Les surfaces terrières totales (tableau 1) évoluent de manière inverse de la fin du stade d’installation (GR1 : 26,2 m2/ha) au stade de vieillissement où elles atteignent de fortes valeurs (GR3 : 49 m2/ha). Elles restent importantes dans le stade rajeunissement (GR4 : 49 m2/ha) et dans le stade jardiné (GR5 : 44 m2/ha).

Implications pour la fonction de conservation de la biodiversité

Les indicateurs de biodiversité peuvent être classés en deux catégories (Lindermayer et al., 2000) :

  • les indicateurs directs, qui s’appuient sur la présence d’espèces-clé ou indicatrices, associées à une biodiversité élevée. L’utilisation de ces indicateurs pose cependant question, la relation entre la présence d’une espèce indicatrice dans un peuplement et la biodiversité totale de ce peuplement étant rarement établie ;
  • les indicateurs indirects, basés sur la structure du peuplement. En effet, plus la structure d’un peuplement est hétérogène, ou complexe, plus il offre une grande variété de niches écologiques et plus il est susceptible d’accueillir un nombre élevé d’espèces animales ou végétales (la relation est cependant là aussi à consolider). Ces indicateurs sont souvent préférés parce que manipulables par le gestionnaire.

Les structures diamétriques sont très souvent utilisées pour évaluer l’hétérogénéité d’un peuplement En fonction des données dont nous disposions sur les placettes, nous avons calculé deux indicateurs révélateurs de l’hétérogénéité des diamètres :

  • l’indice de Shannon (encadré 2) sur la répartition de la surface terrière par classes de diamètre (Shannon_D) ,
  • la surface terrière cumulée des GB & TGB ; En effet, les gros arbres abritent souvent des communautés biotiques spécialisées (intérêt démontré pour la biodiversité).

Nous avons complété ces deux indicateurs par un indicateur révélateur de l’hétérogénéité des hauteurs : indice de Shannon sur la répartition de la surface terrière par strates (Shannon_str).
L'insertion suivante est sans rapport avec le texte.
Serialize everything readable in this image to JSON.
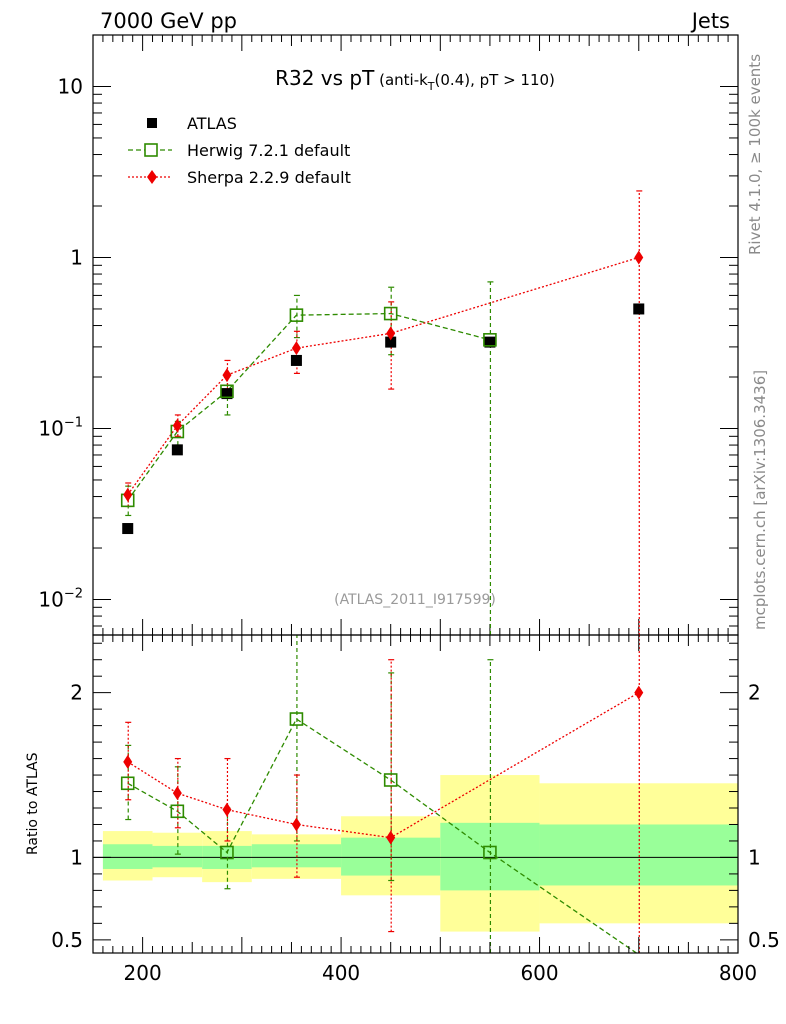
{
  "header": {
    "left": "7000 GeV pp",
    "right": "Jets",
    "side_top": "Rivet 4.1.0, ≥ 100k events",
    "side_bottom": "mcplots.cern.ch [arXiv:1306.3436]"
  },
  "plot": {
    "title_main": "R32 vs pT",
    "title_paren_open": " (anti-k",
    "title_sub": "T",
    "title_rest": "(0.4), pT > 110)",
    "watermark": "(ATLAS_2011_I917599)",
    "ratio_ylabel": "Ratio to ATLAS"
  },
  "legend": [
    {
      "name": "ATLAS",
      "color": "#000000",
      "marker": "square-filled"
    },
    {
      "name": "Herwig 7.2.1 default",
      "color": "#2e8b00",
      "marker": "square-open"
    },
    {
      "name": "Sherpa 2.2.9 default",
      "color": "#ee0000",
      "marker": "diamond"
    }
  ],
  "chart_data": {
    "type": "scatter",
    "xscale": "linear",
    "yscale": "log",
    "xlim": [
      150,
      800
    ],
    "ylim": [
      0.0062,
      20
    ],
    "xticks": [
      200,
      400,
      600,
      800
    ],
    "ytick_labels": [
      {
        "value": 10,
        "label": "10"
      },
      {
        "value": 1,
        "label": "1"
      },
      {
        "value": 0.1,
        "label": "10",
        "exp": "−1"
      },
      {
        "value": 0.01,
        "label": "10",
        "exp": "−2"
      }
    ],
    "bins": [
      [
        160,
        210
      ],
      [
        210,
        260
      ],
      [
        260,
        310
      ],
      [
        310,
        400
      ],
      [
        400,
        500
      ],
      [
        500,
        600
      ],
      [
        600,
        800
      ]
    ],
    "x": [
      185,
      235,
      285,
      355,
      450,
      550,
      700
    ],
    "series": [
      {
        "name": "ATLAS",
        "values": [
          0.026,
          0.075,
          0.16,
          0.25,
          0.32,
          0.32,
          0.5
        ]
      },
      {
        "name": "Herwig 7.2.1 default",
        "values": [
          0.038,
          0.096,
          0.165,
          0.46,
          0.47,
          0.33,
          null
        ],
        "err_lo": [
          0.031,
          0.08,
          0.12,
          0.34,
          0.27,
          0.0001,
          null
        ],
        "err_hi": [
          0.046,
          0.11,
          0.21,
          0.6,
          0.67,
          0.72,
          null
        ]
      },
      {
        "name": "Sherpa 2.2.9 default",
        "values": [
          0.041,
          0.104,
          0.205,
          0.295,
          0.36,
          null,
          1.0
        ],
        "err_lo": [
          0.035,
          0.09,
          0.17,
          0.21,
          0.17,
          null,
          0.0001
        ],
        "err_hi": [
          0.048,
          0.12,
          0.25,
          0.37,
          0.55,
          null,
          2.45
        ]
      }
    ],
    "ratio": {
      "ylim": [
        0.42,
        2.35
      ],
      "yticks": [
        0.5,
        1,
        2
      ],
      "band_inner": [
        [
          0.93,
          1.08
        ],
        [
          0.94,
          1.07
        ],
        [
          0.93,
          1.07
        ],
        [
          0.94,
          1.08
        ],
        [
          0.89,
          1.12
        ],
        [
          0.8,
          1.21
        ],
        [
          0.83,
          1.2
        ]
      ],
      "band_outer": [
        [
          0.86,
          1.16
        ],
        [
          0.88,
          1.15
        ],
        [
          0.85,
          1.16
        ],
        [
          0.87,
          1.14
        ],
        [
          0.77,
          1.25
        ],
        [
          0.55,
          1.5
        ],
        [
          0.6,
          1.45
        ]
      ],
      "herwig": [
        1.45,
        1.28,
        1.03,
        1.84,
        1.47,
        1.03,
        0.41
      ],
      "herwig_err_lo": [
        1.23,
        1.02,
        0.81,
        1.1,
        0.86,
        0.3,
        null
      ],
      "herwig_err_hi": [
        1.68,
        1.55,
        1.3,
        2.45,
        2.12,
        2.2,
        null
      ],
      "sherpa": [
        1.58,
        1.39,
        1.29,
        1.2,
        1.12,
        null,
        2.0
      ],
      "sherpa_err_lo": [
        1.35,
        1.18,
        1.1,
        0.88,
        0.55,
        null,
        0.3
      ],
      "sherpa_err_hi": [
        1.82,
        1.6,
        1.6,
        1.5,
        2.2,
        null,
        2.4
      ]
    }
  }
}
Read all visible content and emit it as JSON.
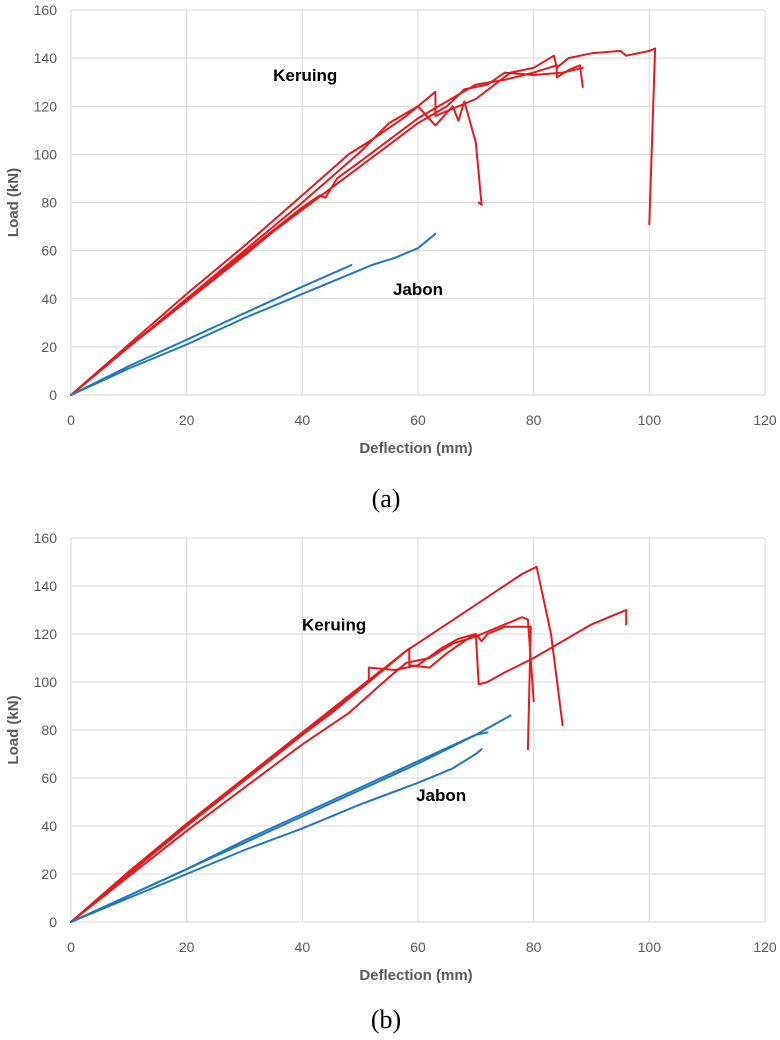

L’indice Shannon_D (figure 3) traduit les structures diamétriques différenciées des cinq groupes. Les trois groupes aux structures unimodales sont moins hétérogènes que les groupes n° 4 (structure bimodale) et 5 (décroissance régulière).

Si les GR4 et GR5 ne se distinguent pas par l’indice Shannon_D, ils se distinguent par contre par la surface terrière des GB & TGB (figure 4), beaucoup plus importante dans le GR4. Le GR 3, lui aussi, montre une très forte surface terrière en GB & TGB.

L’indice Shannon_str (figure 5) est très difficile à interpréter car très variable au sein d’un groupe. La strate est un paramètre assez difficile à évaluer sur le terrain. Il semble cependant que les groupes n° 4 et 5 aient des distributions de hauteur beaucoup plus hétérogènes que les trois autres groupes.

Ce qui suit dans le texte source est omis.